On Mon, Jul 13, 2009 at 3:31 PM, Wayne Conrad<wayne@databill.com> wrote:
> Howdy. Some months back, when advised on one of these lists that it
> should not be necessary to issue VACUUM FULL/REINDEX DATABASE, we quit
> this nightly "maintenance" practice. We've been very happy to not
> have to do that, since it locked the database all night. Since then,
> however, our database performance has decreased. The decrease took a
> few weeks to become noticable; perhaps six weeks to become awful.
<snip>
> I did a VACUUM VERBOSE and looked at the statistics at the end; they
> seem to indicated that my max_fsm_pages is large enough to keep track
> of all of the dead rows that are being created (we do a fair amount of
> deleting as well as inserting).
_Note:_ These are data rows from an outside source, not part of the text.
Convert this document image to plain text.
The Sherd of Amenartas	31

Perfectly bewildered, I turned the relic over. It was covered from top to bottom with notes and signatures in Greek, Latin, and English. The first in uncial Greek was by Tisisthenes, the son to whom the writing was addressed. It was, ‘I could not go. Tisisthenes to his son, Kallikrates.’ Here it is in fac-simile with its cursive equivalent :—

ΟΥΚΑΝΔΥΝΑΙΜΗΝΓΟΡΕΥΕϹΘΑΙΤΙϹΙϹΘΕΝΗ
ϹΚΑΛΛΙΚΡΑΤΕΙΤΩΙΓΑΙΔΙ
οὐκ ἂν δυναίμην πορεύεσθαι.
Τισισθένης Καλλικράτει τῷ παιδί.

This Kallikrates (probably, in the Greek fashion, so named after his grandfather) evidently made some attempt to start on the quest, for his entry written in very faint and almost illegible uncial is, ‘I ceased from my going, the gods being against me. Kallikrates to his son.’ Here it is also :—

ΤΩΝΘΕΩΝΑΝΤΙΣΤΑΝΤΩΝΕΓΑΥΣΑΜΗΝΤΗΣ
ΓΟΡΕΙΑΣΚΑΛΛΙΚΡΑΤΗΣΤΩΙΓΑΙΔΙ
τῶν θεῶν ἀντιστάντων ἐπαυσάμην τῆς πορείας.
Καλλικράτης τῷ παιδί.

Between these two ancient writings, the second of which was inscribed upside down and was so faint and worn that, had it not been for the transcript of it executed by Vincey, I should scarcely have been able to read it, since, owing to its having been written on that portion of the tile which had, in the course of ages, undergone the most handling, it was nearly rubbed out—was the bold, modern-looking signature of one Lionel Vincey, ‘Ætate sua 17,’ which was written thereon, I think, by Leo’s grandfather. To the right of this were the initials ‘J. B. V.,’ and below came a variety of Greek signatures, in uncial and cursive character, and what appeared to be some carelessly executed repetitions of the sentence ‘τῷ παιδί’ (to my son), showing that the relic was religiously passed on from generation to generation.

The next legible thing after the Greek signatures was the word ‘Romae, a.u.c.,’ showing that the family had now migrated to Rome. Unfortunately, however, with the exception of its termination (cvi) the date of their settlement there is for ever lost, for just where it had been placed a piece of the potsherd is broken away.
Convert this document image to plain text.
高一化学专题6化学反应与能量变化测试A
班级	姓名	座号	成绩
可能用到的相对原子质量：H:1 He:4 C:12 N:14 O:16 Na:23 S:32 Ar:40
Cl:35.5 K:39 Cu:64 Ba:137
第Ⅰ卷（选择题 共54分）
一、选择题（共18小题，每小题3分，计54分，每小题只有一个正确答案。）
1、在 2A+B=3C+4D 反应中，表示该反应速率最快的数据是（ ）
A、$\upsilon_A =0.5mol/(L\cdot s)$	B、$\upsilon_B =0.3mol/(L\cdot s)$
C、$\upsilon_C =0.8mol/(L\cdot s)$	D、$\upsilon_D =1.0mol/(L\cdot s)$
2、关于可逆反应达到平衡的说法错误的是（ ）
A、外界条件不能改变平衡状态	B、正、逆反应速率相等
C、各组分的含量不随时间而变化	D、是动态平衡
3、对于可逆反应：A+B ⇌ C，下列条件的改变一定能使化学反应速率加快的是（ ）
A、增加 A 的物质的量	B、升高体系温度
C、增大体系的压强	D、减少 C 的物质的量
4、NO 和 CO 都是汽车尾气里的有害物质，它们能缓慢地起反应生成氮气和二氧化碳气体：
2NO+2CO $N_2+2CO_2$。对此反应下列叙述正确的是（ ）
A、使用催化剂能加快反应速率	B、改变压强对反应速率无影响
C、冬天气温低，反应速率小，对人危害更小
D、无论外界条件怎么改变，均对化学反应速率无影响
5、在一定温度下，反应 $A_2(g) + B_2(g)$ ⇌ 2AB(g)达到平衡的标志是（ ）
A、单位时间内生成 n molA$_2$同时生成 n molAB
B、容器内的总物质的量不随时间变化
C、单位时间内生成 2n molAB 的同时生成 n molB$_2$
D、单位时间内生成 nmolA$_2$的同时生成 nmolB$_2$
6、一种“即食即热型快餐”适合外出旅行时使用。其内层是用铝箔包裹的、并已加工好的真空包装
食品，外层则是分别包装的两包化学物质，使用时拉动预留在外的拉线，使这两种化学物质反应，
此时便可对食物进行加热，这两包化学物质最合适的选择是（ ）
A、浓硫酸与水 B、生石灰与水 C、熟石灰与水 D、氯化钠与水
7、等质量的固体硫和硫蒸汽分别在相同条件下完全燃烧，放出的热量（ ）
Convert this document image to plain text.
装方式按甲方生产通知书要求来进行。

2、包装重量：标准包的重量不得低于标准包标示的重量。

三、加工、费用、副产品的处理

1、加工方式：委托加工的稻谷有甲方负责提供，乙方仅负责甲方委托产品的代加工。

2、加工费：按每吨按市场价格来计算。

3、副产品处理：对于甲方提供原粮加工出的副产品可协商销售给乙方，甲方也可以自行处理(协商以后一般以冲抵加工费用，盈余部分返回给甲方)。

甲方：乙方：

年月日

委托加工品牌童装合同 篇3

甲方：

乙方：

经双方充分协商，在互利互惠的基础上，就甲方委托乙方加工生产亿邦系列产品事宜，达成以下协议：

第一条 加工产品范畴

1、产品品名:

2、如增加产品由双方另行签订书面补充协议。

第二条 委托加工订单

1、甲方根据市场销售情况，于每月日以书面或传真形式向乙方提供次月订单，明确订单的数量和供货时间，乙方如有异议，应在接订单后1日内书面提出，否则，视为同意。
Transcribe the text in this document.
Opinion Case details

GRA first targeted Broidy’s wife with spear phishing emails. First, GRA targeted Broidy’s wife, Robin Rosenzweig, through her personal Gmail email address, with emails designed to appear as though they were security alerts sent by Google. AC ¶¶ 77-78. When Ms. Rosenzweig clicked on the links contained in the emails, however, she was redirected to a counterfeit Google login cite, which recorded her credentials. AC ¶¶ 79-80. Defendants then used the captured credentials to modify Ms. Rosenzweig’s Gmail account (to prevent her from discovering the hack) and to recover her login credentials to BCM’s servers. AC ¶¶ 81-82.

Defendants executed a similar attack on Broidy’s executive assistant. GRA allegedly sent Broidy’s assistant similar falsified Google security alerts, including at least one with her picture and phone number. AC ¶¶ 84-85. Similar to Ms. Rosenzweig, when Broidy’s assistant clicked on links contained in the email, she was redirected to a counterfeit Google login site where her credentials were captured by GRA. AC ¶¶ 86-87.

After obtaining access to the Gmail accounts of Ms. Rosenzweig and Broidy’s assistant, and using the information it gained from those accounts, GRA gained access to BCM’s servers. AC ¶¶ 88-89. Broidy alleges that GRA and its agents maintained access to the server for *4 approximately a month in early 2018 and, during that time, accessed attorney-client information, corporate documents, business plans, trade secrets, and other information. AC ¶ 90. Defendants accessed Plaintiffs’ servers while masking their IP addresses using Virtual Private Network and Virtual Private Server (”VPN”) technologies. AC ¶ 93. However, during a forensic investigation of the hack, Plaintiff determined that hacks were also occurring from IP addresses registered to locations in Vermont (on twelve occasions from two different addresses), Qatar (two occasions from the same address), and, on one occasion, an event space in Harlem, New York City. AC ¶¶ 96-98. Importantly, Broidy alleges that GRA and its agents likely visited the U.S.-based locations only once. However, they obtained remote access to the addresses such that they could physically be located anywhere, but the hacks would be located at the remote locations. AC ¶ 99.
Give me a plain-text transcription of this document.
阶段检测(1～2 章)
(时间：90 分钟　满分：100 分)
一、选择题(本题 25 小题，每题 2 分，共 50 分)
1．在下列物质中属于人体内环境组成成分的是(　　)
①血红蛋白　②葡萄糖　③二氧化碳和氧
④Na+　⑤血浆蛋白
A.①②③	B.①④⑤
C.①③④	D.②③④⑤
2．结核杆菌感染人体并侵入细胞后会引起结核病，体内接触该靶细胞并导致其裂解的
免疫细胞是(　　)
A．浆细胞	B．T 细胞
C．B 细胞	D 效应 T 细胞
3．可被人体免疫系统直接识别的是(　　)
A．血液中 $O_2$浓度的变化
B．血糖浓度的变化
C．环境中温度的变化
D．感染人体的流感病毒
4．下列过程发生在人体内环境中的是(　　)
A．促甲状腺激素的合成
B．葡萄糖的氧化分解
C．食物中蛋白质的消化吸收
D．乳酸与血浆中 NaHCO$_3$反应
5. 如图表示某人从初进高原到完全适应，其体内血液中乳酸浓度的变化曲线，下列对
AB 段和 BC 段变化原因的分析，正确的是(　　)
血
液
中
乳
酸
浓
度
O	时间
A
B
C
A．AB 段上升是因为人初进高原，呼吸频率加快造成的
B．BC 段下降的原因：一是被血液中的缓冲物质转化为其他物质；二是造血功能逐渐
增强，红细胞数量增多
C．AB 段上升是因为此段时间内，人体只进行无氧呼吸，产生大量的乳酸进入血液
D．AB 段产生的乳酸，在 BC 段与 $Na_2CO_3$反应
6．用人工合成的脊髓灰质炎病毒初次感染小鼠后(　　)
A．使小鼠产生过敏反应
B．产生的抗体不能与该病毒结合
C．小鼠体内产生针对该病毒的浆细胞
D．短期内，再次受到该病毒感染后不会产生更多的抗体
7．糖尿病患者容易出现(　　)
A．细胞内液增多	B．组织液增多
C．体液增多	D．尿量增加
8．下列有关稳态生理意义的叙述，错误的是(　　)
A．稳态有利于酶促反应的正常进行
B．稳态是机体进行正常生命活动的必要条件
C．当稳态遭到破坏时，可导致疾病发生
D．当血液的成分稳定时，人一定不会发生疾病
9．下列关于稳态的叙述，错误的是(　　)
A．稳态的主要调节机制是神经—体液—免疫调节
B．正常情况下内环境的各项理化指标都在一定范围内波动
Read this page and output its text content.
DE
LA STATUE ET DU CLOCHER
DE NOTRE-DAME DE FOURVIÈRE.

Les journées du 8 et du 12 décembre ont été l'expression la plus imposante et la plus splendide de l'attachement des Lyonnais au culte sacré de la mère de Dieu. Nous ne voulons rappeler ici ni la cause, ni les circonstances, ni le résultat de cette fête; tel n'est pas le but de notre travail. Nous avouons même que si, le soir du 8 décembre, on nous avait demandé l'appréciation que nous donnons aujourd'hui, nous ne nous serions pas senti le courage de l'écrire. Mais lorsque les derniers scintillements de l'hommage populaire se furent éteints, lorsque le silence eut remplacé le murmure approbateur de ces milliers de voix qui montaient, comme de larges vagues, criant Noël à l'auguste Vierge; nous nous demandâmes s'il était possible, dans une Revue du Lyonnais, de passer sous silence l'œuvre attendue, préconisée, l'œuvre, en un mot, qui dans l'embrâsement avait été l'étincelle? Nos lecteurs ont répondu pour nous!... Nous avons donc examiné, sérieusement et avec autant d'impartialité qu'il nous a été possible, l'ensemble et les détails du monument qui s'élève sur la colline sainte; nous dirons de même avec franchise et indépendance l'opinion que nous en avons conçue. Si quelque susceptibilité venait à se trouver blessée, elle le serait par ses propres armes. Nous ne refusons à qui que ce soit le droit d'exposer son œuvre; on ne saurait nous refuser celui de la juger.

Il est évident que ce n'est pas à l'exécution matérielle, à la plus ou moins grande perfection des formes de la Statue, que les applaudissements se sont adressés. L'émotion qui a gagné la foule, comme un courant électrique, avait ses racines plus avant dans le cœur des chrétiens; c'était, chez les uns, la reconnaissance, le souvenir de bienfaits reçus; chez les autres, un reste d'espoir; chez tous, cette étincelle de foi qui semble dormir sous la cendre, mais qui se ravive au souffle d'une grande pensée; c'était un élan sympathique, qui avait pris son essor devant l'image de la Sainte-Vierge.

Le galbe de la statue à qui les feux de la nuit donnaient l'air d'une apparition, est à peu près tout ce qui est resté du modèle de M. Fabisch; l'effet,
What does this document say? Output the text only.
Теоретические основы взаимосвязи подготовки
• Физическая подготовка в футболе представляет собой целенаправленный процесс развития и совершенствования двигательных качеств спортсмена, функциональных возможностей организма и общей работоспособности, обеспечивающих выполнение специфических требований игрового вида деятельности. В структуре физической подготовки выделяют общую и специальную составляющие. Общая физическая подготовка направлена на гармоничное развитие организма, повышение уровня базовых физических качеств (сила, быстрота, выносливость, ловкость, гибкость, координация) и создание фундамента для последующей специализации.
Postgres prints no complaint saying
> we need more slots, and we have more than the number of slots needed
> (if I recall, about twice as many).
>
> What options do I have for restoring performance other than VACUUM
> FULL/REINDEX DATABASE?
>
Do you have autovacuum on, or otherwise replaced your VACUUM FULL with
regular VACUUM? The symptoms are pretty classically those of table
bloat. Since it's gotten so out of hand now, a VACUUM FULL/REINDEX is
probably what you'll need to fix it.
Going forward, you need *some* vacuuming strategy. Autovacuum is
probably best, especially if you're on 8.3. If not autovacuum for some
reason, you *must* at least do regular vacuums.
Vacuum full/reindex is for fixing the situation you're in now, but a
regular vacuum strategy should prevent you from getting back into it.